Improved liquidity conditions in Tips suggests more investors are preparing for an eventual rise in US inflation, Pimco says. High yield did well because prices have been so bombed out.

Hedge funds, as measured by the Credit Suisse Tremont index, and emerging-market equities delivered very modest positive returns of below 1%, and foreign-hedged bonds (to dollars) and cash were flat.

All other asset-class indices lost money in Q1, from the modest underperformance of US bonds to the crushing -33.9% drop in real estate, as measured by the Dow Jones Wilshire Reit Index.

Within the fixed-income world, the worst performer was non-US unhedged; the JP Morgan Non-US Unhedged Index lost -5.8% due to the strength of the US dollar.

For US equities, value stocks fared poorly: the Russell series of indices for small-, medium- and large-cap value stocks lost between -14.7% to -19.6%. The Russell series of growth stocks were down but only modestly, with the midcap version losing only -3.4%. The S&P500 was down -11.0%.
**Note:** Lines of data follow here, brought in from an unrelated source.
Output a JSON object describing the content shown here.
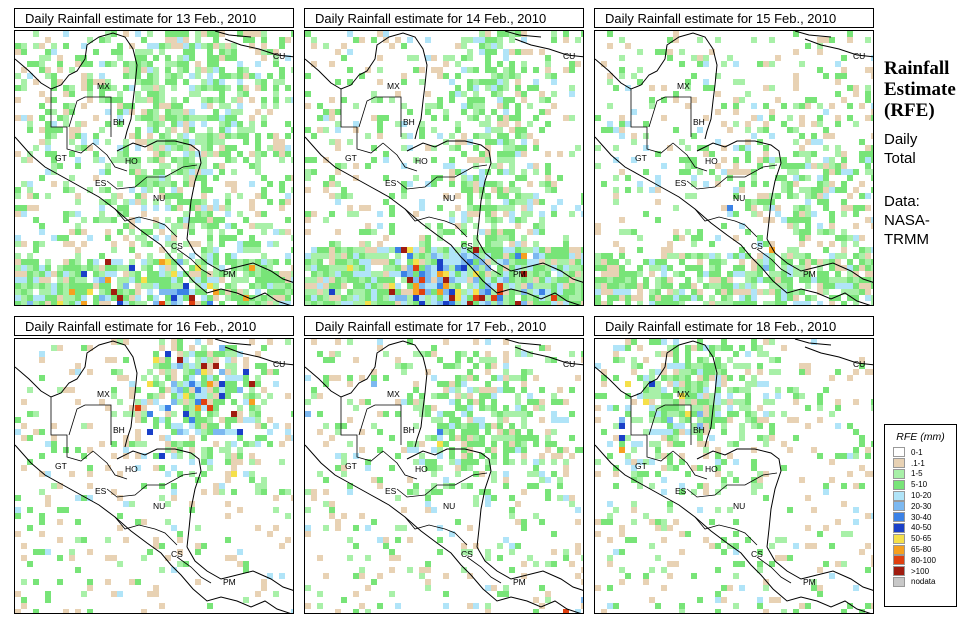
{
  "panels": [
    {
      "title": "Daily Rainfall estimate for  13 Feb., 2010",
      "intensity": "moderate"
    },
    {
      "title": "Daily Rainfall estimate for  14 Feb., 2010",
      "intensity": "heavy-south"
    },
    {
      "title": "Daily Rainfall estimate for  15 Feb., 2010",
      "intensity": "scattered"
    },
    {
      "title": "Daily Rainfall estimate for  16 Feb., 2010",
      "intensity": "north"
    },
    {
      "title": "Daily Rainfall estimate for  17 Feb., 2010",
      "intensity": "north-light"
    },
    {
      "title": "Daily Rainfall estimate for  18 Feb., 2010",
      "intensity": "northwest"
    }
  ],
  "country_labels": [
    "MX",
    "CU",
    "BH",
    "GT",
    "HO",
    "ES",
    "NU",
    "CS",
    "PM"
  ],
  "sidebar": {
    "title": "Rainfall\nEstimate\n(RFE)",
    "subtitle": "Daily\nTotal",
    "source": "Data:\nNASA-\nTRMM"
  },
  "legend": {
    "title": "RFE (mm)",
    "items": [
      {
        "label": "0-1",
        "color": "#ffffff"
      },
      {
        "label": ".1-1",
        "color": "#e8d2b4"
      },
      {
        "label": "1-5",
        "color": "#a8f0a8"
      },
      {
        "label": "5-10",
        "color": "#78e478"
      },
      {
        "label": "10-20",
        "color": "#b0e4f8"
      },
      {
        "label": "20-30",
        "color": "#7cb8f0"
      },
      {
        "label": "30-40",
        "color": "#3c82e6"
      },
      {
        "label": "40-50",
        "color": "#1a40c8"
      },
      {
        "label": "50-65",
        "color": "#f5e04a"
      },
      {
        "label": "65-80",
        "color": "#f5a020"
      },
      {
        "label": "80-100",
        "color": "#e04010"
      },
      {
        "label": ">100",
        "color": "#a01c10"
      },
      {
        "label": "nodata",
        "color": "#c8c8c8"
      }
    ]
  }
}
The story was no better elsewhere, with the MSCI EAFE, the FTSE 100, the Dax and the Nikkei 225 down from -8% to -15%. The exception was emerging markets, with the MSCI Emerging Markets index registering a modest 0.7% gain.

Although hedge funds eked a 0.9% gain, other alternative asset-class indices were in the dumps, with the Dow Jones AIG Commodities Index losing -6.3%, venture capital down -12.7%, private equity down -15.2% and, as mentioned above, real estate off nearly -34%.

Within the hedge-fund space, the best performer was convertible arbitrage, up 7.7% in Q1, making this the best-performing asset class overall.

Far more modest gains were recorded in dedicated shorts, multi-strat, risk arbitrage, fixed-income arb, macro and long/short equity. Hedge-fund categories that lost money in Q1 include managed futures (which had been the rare outperformer in 2008), distressed, event-driven and equity market-neutral.

In all cases, volatility declined compared to the fourth quarter of 2008, although three-month volatility remains higher than three-year historical averages, except for high yield and US bonds, where volatility dipped below average.